LinkedIn, the social media platform for grown-ups, has been ordered by a USA district judge to stop blocking a third-party data company's access to data on its users' public profiles - a ruling that backs up the long-held belief that nothing is truly free on the internet.

On Monday, US judge Edward Chen ordered LinkedIn to allow HiQ Labs, a talent management startup, to scrape public profile data. Moreover, LinkedIn doesn't own the data contained in member profiles.

The plaintiffs in the case, hiQ Labs, sought the injunction against Microsoft after LinkedIn issued a cease-and-desist request and tried to block the startup from using automated data collection tools to read individual profiles and other personal information publicly available on the professional networking website. HiQ is in a legal dispute with LinkedIn, which is accusing HiQ of improperly using data from its site. It argued that the use of its data in this way was a breach of its terms of service, and potentially went against the Computer Fraud and Abuse Act (CFAA).

In his order, Chen argued that LinkedIn's argument was flawed.

The case is considered to have implications beyond LinkedIn and hiQ Labs.

The firm doesn't monitor all users, just those working for companies that take advantage of its services.

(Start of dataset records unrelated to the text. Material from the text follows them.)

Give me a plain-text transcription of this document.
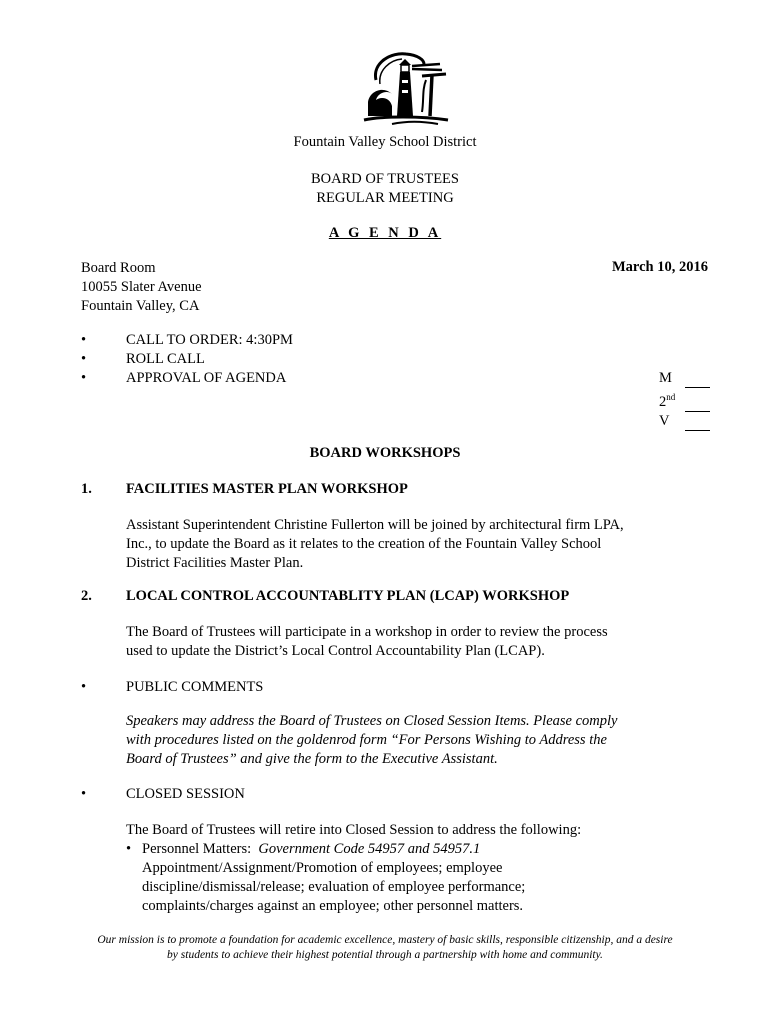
Fountain Valley School District
BOARD OF TRUSTEES
REGULAR MEETING
A G E N D A
Board Room
10055 Slater Avenue
Fountain Valley, CA
March 10, 2016
•
CALL TO ORDER: 4:30PM
•
ROLL CALL
•
APPROVAL OF AGENDA	M
2nd
V
BOARD WORKSHOPS
1. FACILITIES MASTER PLAN WORKSHOP
Assistant Superintendent Christine Fullerton will be joined by architectural firm LPA,
Inc., to update the Board as it relates to the creation of the Fountain Valley School
District Facilities Master Plan.
2. LOCAL CONTROL ACCOUNTABLITY PLAN (LCAP) WORKSHOP
The Board of Trustees will participate in a workshop in order to review the process
used to update the District’s Local Control Accountability Plan (LCAP).
•	PUBLIC COMMENTS
Speakers may address the Board of Trustees on Closed Session Items. Please comply
with procedures listed on the goldenrod form “For Persons Wishing to Address the
Board of Trustees” and give the form to the Executive Assistant.
•	CLOSED SESSION
The Board of Trustees will retire into Closed Session to address the following:
• Personnel Matters: Government Code 54957 and 54957.1
Appointment/Assignment/Promotion of employees; employee
discipline/dismissal/release; evaluation of employee performance;
complaints/charges against an employee; other personnel matters.
Our mission is to promote a foundation for academic excellence, mastery of basic skills, responsible citizenship, and a desire
by students to achieve their highest potential through a partnership with home and community.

According to Reuters, LinkedIn plans to challenge the decision.

'This case is not over.

This ruling allows us to continue serving our clients while we seek to permanently prevent LinkedIn from monopolizing the aggregation and analysis of publicly available information on the web.

"This is a step in the right direction to ensure that any person or company looking to build a business on data analytics of public data may do so".

"HiQ believes that public data must remain public, and innovation on the internet should not be stifled by legal bullying or the anti-competitive hoarding of public data by a small group of powerful companies", the company said in a statement. We use it only as the basis for the valuable analysis we provide to employers.

That sentiment was echoed by Falon Fatemi, chief executive of Node, a San Francisco startup that uses publicly available data and artificial intelligence to help companies identify potential customers.

A federal district court judge on Monday said that LinkedIn can not block a startup company from accessing users' public profile data.

This is the kind of scenario that LinkedIn doesn't want their users to experience.

A trial of the scheme is now being run in San Francisco and Australia, but it could soon be rolled out across the globe.

The social network is planning to appeal.

Mentors will be able to select options about the type of people they are willing to assist, from people in their network and those who attended the same school, to users in the local area and beyond.